Yes, that's John Hurt in the video above, adding his melancholy face and wry smile to the mise-en-scene of Paul McCartney's "Take It Away" (1982), and evoking (as McCartney notes in the commentary track) the late Brian Epstein, the Beatles' first manager. The video skillfully uses close-ups (on car headlights, instruments, faces) as transitions that take us from bedroom to recording studio to triumphant concert performance. The skillful filmmaking and Hurt's presence act as reminders of an earlier age of music video: big-budget, driven by narrative, and still feeling out the relationship between song, image and salesmanship that, within two years, MTV will have perfected.

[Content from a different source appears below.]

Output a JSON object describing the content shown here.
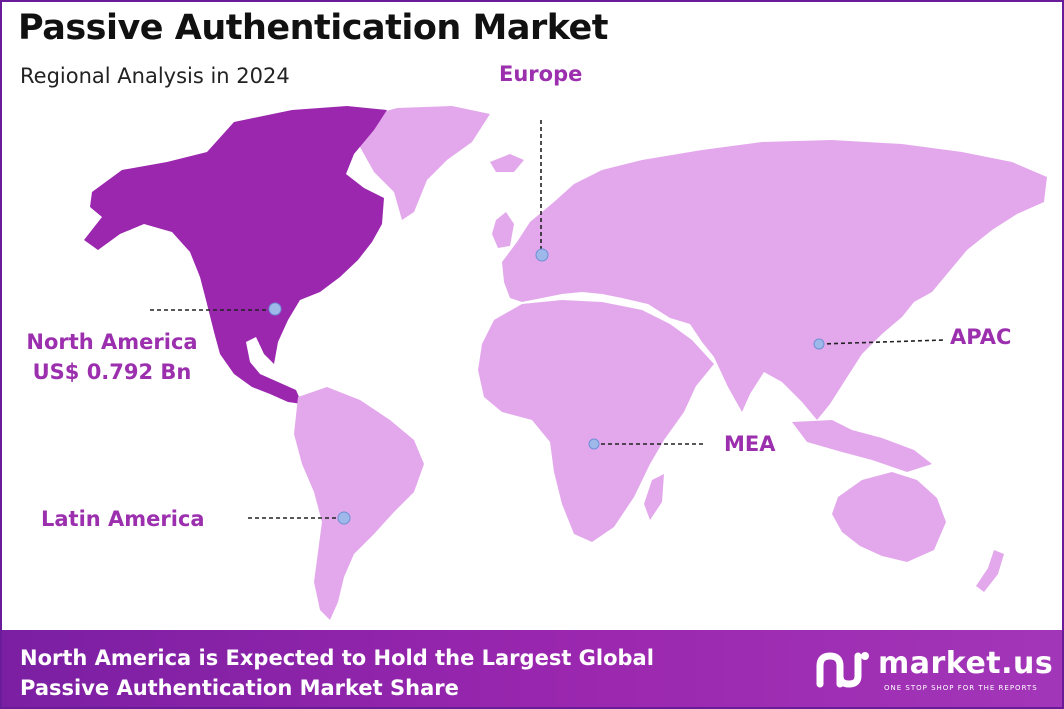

The video is included on The McCartney Years, an expansive collection of music videos, documentaries, and concert clips that was released on DVD last fall. It covers the whole of McCartney's solo career, from "Maybe I'm Amazed" in 1970 to "Fine Line" in 2005, and it is by turns witty, clunky, imaginative, overly literal, evocative-- and always, always charming. Charm is one of McCartney's best assets, as both a musician and a public personality, and it's one that's occasionally caused him to get a bum rap from hipster quarters. It serves him well here, though-- these are mini-films as much as music videos, and McCartney's game attitude anchors and slyly comments on the hokey narratives and overly effects-driven visuals that sometimes surround him. He really is a very natural performer, and the cumulative effect of the videos is to make me wish someone would cast him in a film (preferably against type, where that charm could be deployed in a more ironic fashion, like Cary Grant's sometimes was).

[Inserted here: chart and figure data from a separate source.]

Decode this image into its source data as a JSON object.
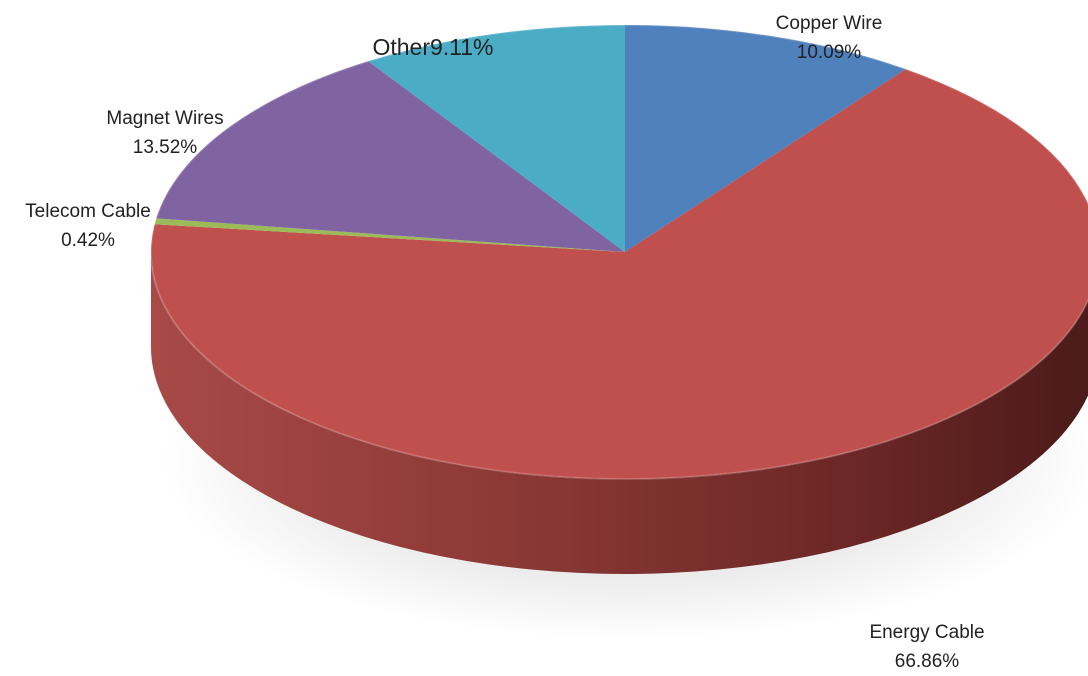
{
  "chart_data": {
    "type": "pie",
    "variant": "3d",
    "title": "",
    "slices": [
      {
        "name": "Copper Wire",
        "value": 10.09,
        "value_label": "10.09%",
        "color": "#4f81bd"
      },
      {
        "name": "Energy Cable",
        "value": 66.86,
        "value_label": "66.86%",
        "color": "#c0504d"
      },
      {
        "name": "Telecom Cable",
        "value": 0.42,
        "value_label": "0.42%",
        "color": "#9bbb59"
      },
      {
        "name": "Magnet Wires",
        "value": 13.52,
        "value_label": "13.52%",
        "color": "#8064a2"
      },
      {
        "name": "Other",
        "value": 9.11,
        "value_label": "9.11%",
        "color": "#4bacc6"
      }
    ],
    "legend": "none"
  }
}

HIghlights of the package include a video for "Band On The Run" that uses Pop Art animation and Beatles imagery to transform the song into a quasi-autobiographical tale of escaping from Liverpool to America; "Say Say Say," his collaboration with Michael Jackson that in video form becomes a story about two con men on the run; and 1997's "Beautiful Night," full of layered B&W imagery whose liquid textures transform the scenes of domestic bliss into something much more unstable and ambivalent. You might imagine the best videos go with the best songs, but that's not always the case. "My Brave Face," the superbly bouncy lead single from 1989's Flowers In the Dirt, is saddled with a lame, jokey film that tells a tale of obsessive fandom that's completely at odds with the song's ironic take on marital woe; on the other hand, a lame disco retread like "Goodnight Tonight" has a wonderfully strange video whose sepia tones, scratched film stock and grubby Weimar setting are a striking juxtaposition to the mocern, mechanical beats of the song, and set off associations with Dada and Kraftwerk that might that I never would've thought of otherwise.


My favorite video on the collection, though, might be 1980's "Coming Up," from McCartney II. Paul played every instrument on the record, so the video must create a "band" by reproducing multiple McCartneys on guitars, bass, drums, etc. (Linda appears on backing vocals). The bright Technicolor look matches the song's synthesized drumbeats, and the McCartney clones allow the musician to show and parody multiple sides of his public persona: boyish frontman with the mic, "serious musician" on keyboards (complete with imperious John Cleese mustache), Buddy Holly fanatic on guitar, and strangely familiar moptop with bowl haircut and Hofner guitar on bass. As this moptop sings along, he rocks back and forth, shakes his head with gusto, and shouts his "woo!" with a near-maniacal glee, utterly oblivious to how silly he looks. It's Dana Carvey's Paul McCartney impersonation a decade before it debuted on SNL, except it's even funnier because it's being done to a fine point by the star himself.